JERUSALEM – Prime Minister Benjamin Netanyahu gave his backing to the controversial Jewish nation-state bill Monday. “The bill establishes the fact that the State of Israel is the nation-state of the Jewish People in our historic homeland,” he said at a Likud faction meeting.
“It anchors in the Israeli law our flag, our anthem and that Jerusalem is our eternal capital.” Opponents of the bill drafted by MK Avi Dichter (Likud) argue that the bill gives primacy to Jewish citizens but Netanyahu said “there is no contradiction at all between this bill and equal rights for all citizens of Israel.”
While the bill declares that Israel is the nation-state of the Jewish people, and it says Hebrew is an official language and Arabic has a special status, it also says that all citizens have a right to maintain their own culture, heritage and language.
According to Netanyahu, the bill is “the clearest answer to all those who are trying to deny the deep connection between the People of Israel and its land.
The prime minister said the bill will be promoted during the Knesset’s summer session, which began Monday and will continue until August.
“The Likud will pass this important law, and I expect all Zionist parties to support it,” he stated.
However, other party leaders had different ideas.
Opposition leader Isaac Herzog came out against the bill at a Zionist Union faction meeting, saying it “violates the holy and delicate balance between Jewish and democratic” in Israel, and is one of many anti-democratic bills the coalition is promoting.
Yesh Atid chairman Yair Lapid said he supports Likud MK Bennie Begin’s version of the bill, which simply states that Israel is the nation-state of the Jewish people in their homeland, and nothing else.
“If the Likud would submit this bill, which was born in its home, we would support it,” he said.
“A Jewish nation-state bill is the right idea. While Israel is entering its 70th year, the declaration that Israel is Jewish and democratic is an important declaration. Our enemies need to know that the Jewish People have the right to this land.”
However, Lapid posited that Dichter’s version of the bill is “another round of hatred and fear, another attempt to divide and spoilt up this nation, an open insult to Arab citizens of Israel, the creation of another crisis between Jews on the question of religion and state, further harm to the judiciary and state institutions.”
“This is a small step for the Jewish state bill, which establishes that Israel is and will be a Jewish and democratic state, and it’s a big step toward defining our identity, not only in the eyes of the world but primarily for ourselves, Israelis. To be a free people in our land,” Dichter said after the cabinet’s decision.
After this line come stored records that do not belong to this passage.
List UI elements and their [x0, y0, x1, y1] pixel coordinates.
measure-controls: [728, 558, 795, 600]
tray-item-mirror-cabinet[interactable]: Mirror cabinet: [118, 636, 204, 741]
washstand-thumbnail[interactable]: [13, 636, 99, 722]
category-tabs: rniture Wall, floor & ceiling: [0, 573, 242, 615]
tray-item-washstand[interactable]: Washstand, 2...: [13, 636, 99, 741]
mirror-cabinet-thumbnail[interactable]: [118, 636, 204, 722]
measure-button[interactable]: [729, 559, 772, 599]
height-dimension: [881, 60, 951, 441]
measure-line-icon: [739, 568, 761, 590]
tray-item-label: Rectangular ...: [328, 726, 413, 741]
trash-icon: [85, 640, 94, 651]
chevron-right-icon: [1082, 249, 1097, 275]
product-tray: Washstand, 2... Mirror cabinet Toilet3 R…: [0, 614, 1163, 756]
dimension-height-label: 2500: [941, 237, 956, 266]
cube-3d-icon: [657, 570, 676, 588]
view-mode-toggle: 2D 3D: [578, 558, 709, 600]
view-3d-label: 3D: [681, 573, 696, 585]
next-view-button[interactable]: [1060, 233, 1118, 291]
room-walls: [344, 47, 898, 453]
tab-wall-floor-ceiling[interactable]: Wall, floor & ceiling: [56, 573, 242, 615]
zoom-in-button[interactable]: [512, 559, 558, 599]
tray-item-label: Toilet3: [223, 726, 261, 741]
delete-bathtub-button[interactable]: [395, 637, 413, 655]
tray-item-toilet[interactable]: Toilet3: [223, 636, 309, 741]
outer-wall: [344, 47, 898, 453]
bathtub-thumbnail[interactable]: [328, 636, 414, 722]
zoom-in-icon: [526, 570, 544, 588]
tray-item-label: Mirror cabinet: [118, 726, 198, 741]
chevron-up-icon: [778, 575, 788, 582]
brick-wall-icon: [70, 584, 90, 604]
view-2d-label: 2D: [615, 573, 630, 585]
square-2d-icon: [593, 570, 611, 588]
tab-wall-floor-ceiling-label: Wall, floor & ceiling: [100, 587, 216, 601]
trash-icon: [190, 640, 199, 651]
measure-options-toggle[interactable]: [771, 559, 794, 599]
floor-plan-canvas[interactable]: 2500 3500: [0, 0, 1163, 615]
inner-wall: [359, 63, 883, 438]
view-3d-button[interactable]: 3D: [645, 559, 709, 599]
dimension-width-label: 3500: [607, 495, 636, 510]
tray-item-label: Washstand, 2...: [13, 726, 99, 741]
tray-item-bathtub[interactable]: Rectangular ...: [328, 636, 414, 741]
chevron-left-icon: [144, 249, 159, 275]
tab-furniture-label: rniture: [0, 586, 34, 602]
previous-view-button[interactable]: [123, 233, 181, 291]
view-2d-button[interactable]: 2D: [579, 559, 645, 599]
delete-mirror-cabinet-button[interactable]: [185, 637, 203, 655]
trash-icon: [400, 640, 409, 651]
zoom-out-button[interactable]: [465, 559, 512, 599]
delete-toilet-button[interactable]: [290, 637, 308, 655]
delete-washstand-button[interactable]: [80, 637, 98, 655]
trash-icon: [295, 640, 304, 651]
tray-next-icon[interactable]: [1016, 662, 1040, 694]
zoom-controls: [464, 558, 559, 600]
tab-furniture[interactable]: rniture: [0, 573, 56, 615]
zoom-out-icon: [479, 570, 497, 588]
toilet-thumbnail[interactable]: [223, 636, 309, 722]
He said that the bill counters Palestinian efforts to deny Jewish rights to Israel. “Events of recent months prove that this is a battle for the Israel’s image and national identity. The Palestinians no longer hide their goal of erasing the Jewish people’s nation-state,” he wrote in defense of the legislation.
Dichter first introduced the bill in 2014 but it faced criticism from opposition members and even liberal-minded members of his own Likud party. A number of versions of the legislation have been drafted by right-wing lawmakers.